Insurgent Love
Abolition and Domestic Homicide
Description
Domestic homicide involves violence at the most intimate level - the partner or family relationship. The most common strategy for addressing this kind of transgression relies on policing and prisons. But through examining commonly accepted typologies of intimate partner violence, Ardath Whynacht shows that policing can be understood as part of the same root problem as the violence it seeks to mend. This book illustrates that the origins of both the carceral state and toxic masculinity are situated in settler colonialism and racial capitalism. Describing an experience of domestic homicide in her community and providing a deeply personal analysis of some of the most recent cases of homicide in Canada, the author inhabits the complexity of seeking abolitionist justice. Insurgent Love traces the major risk factors for domestic homicide within the structures of racial capitalism and suggests transformative, anti-capitalist, anti-racist, feminist approaches for safety, prevention and justice.
About this Author
Ardath Whynacht is an activist and writer who works for and with survivors of state and family violence. She teaches sociology at Mount Allison University and lives on unceded Mi'kmaw territory.
Reviews
"As a Black feminist organizing against gender-based violence, this book is of profound importance because it argues for an alternate path to eradicating domestic homicide and violence. Carceral feminism has failed us; the police can't protect us.

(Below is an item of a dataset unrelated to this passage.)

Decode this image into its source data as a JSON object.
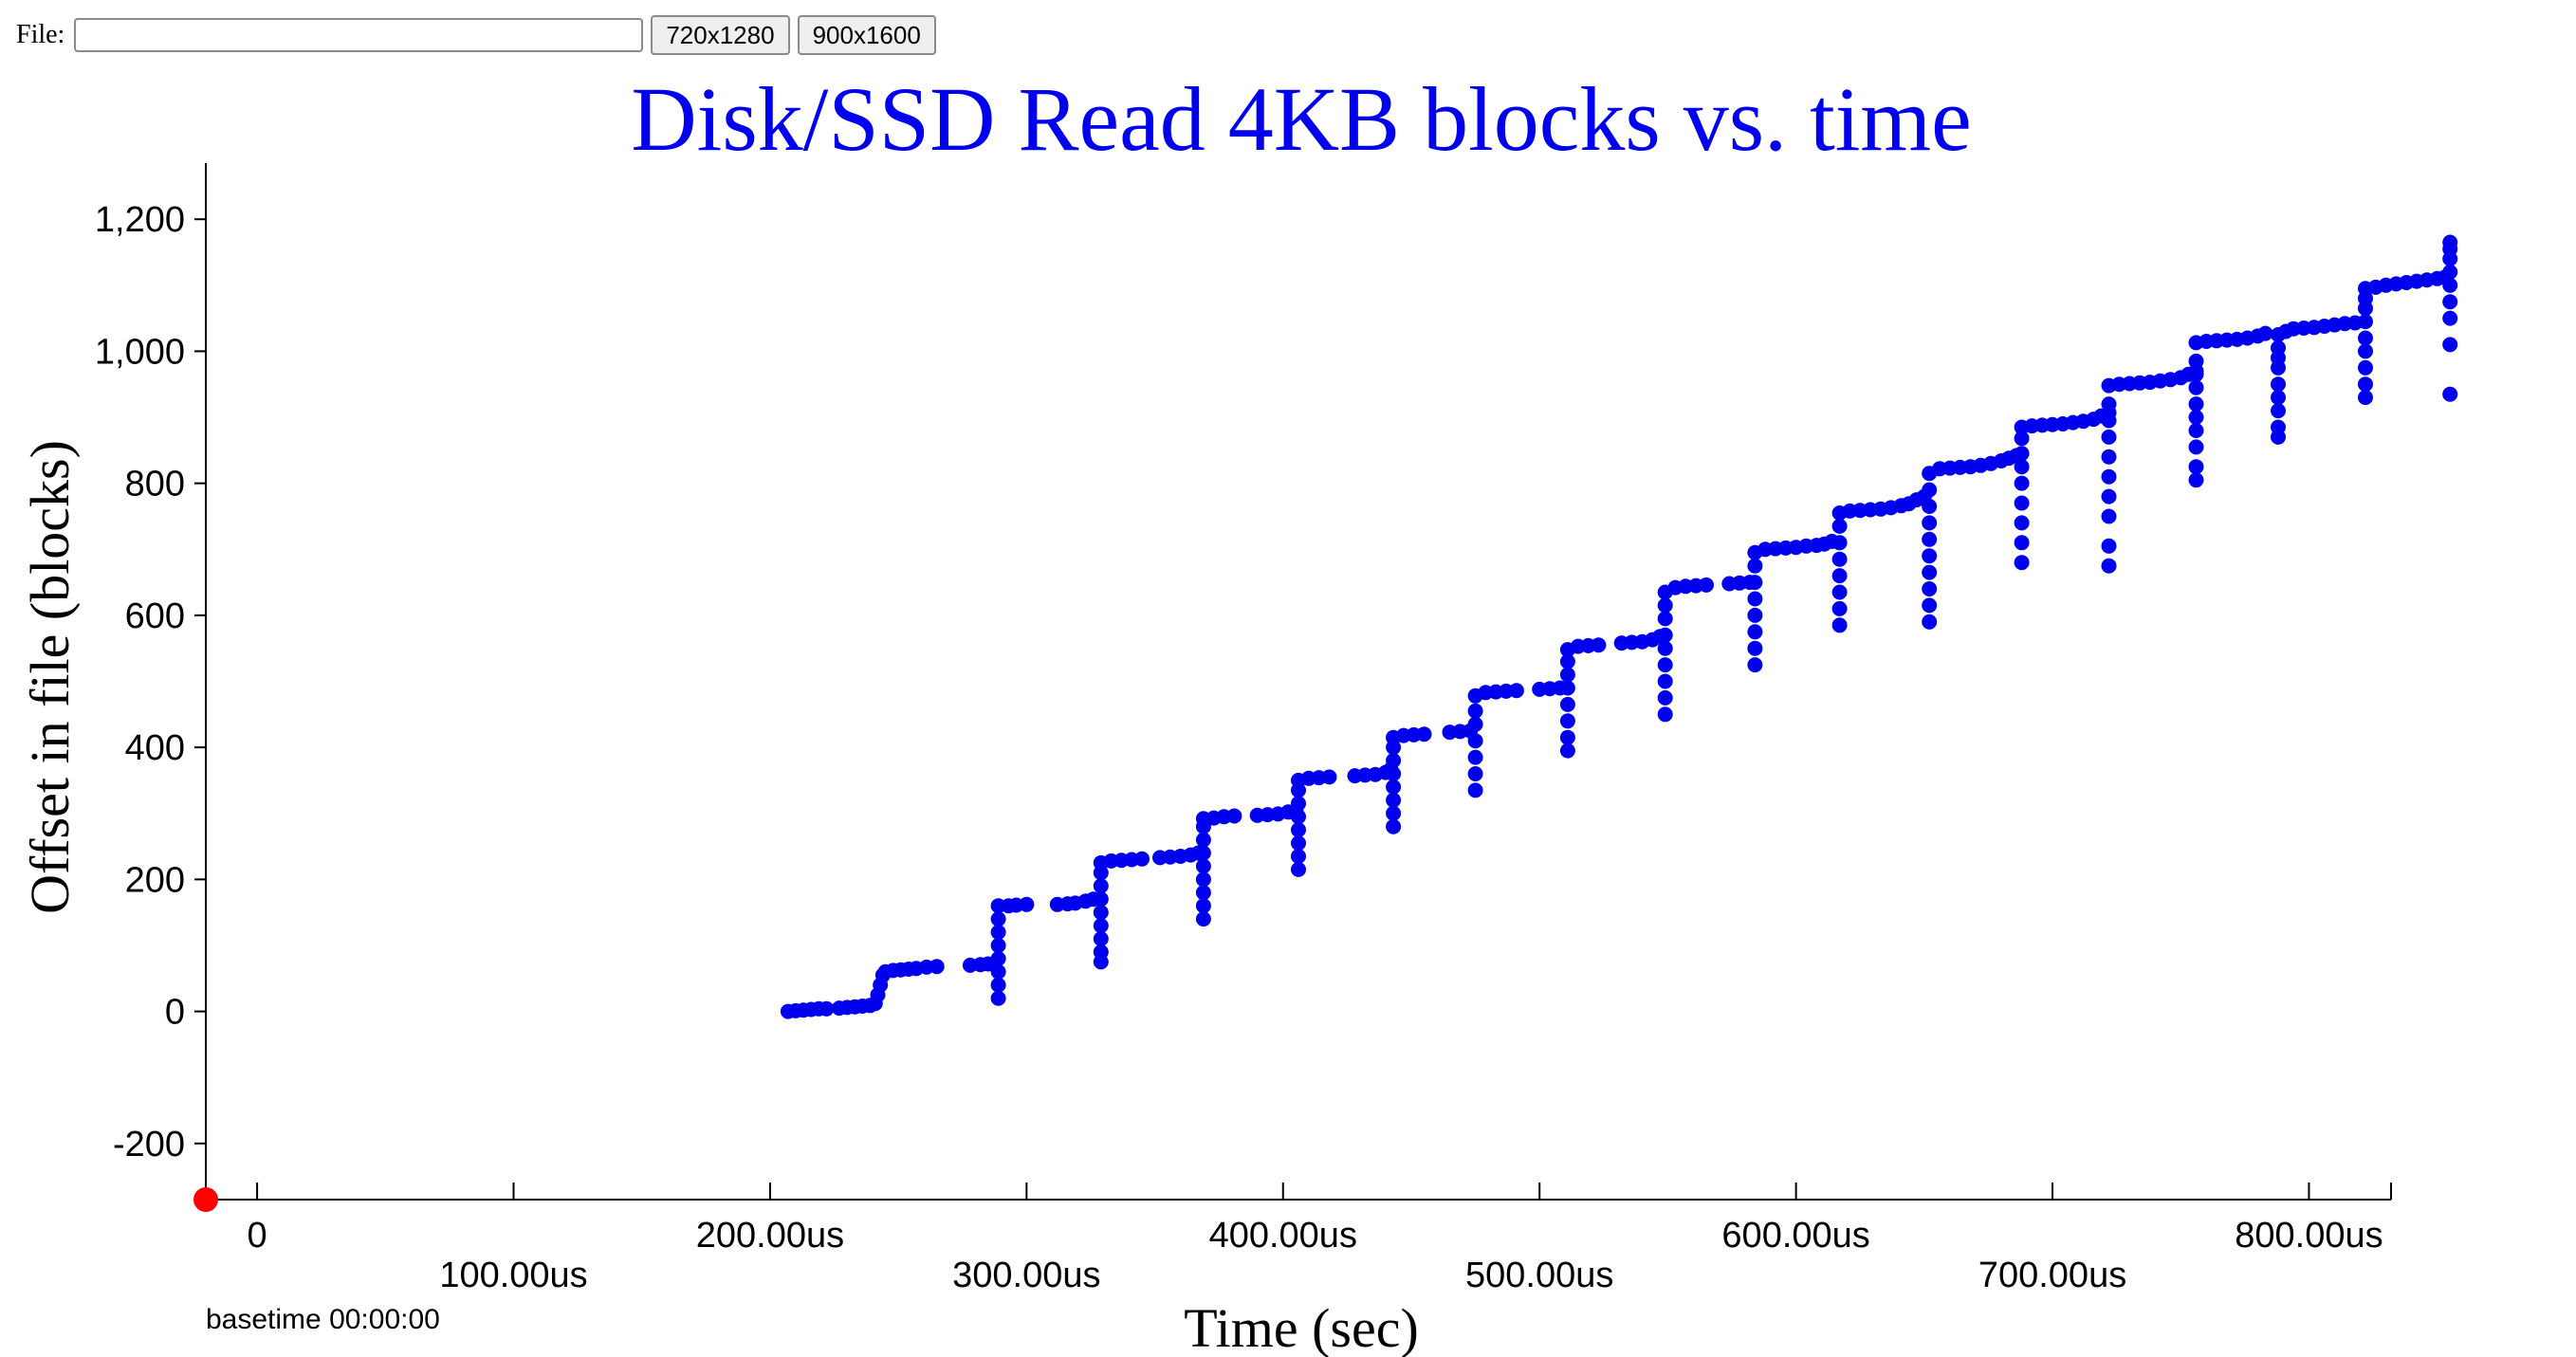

As an abolitionist committed to ending all forms of violence, as a survivor of domestic and family violence, how do we move towards transformative approaches that center healing for ALL our communities? This book is an opportunity to start engaging in these important conversations."
"What is most significant about this book is the author's engagement with intimate violence and abolition. Generally, there is a tendency in the field of abolition to glaze over intimate and other personal violences or to focus almost exclusively on state violence at the expense of the other. Establishing links between state and intimate violence is an important framework for abolitionist and anti-violence work as a way to engage these kinds of brutalizing hardships, and without drawing on ongoing carceral legacies and colonial logics."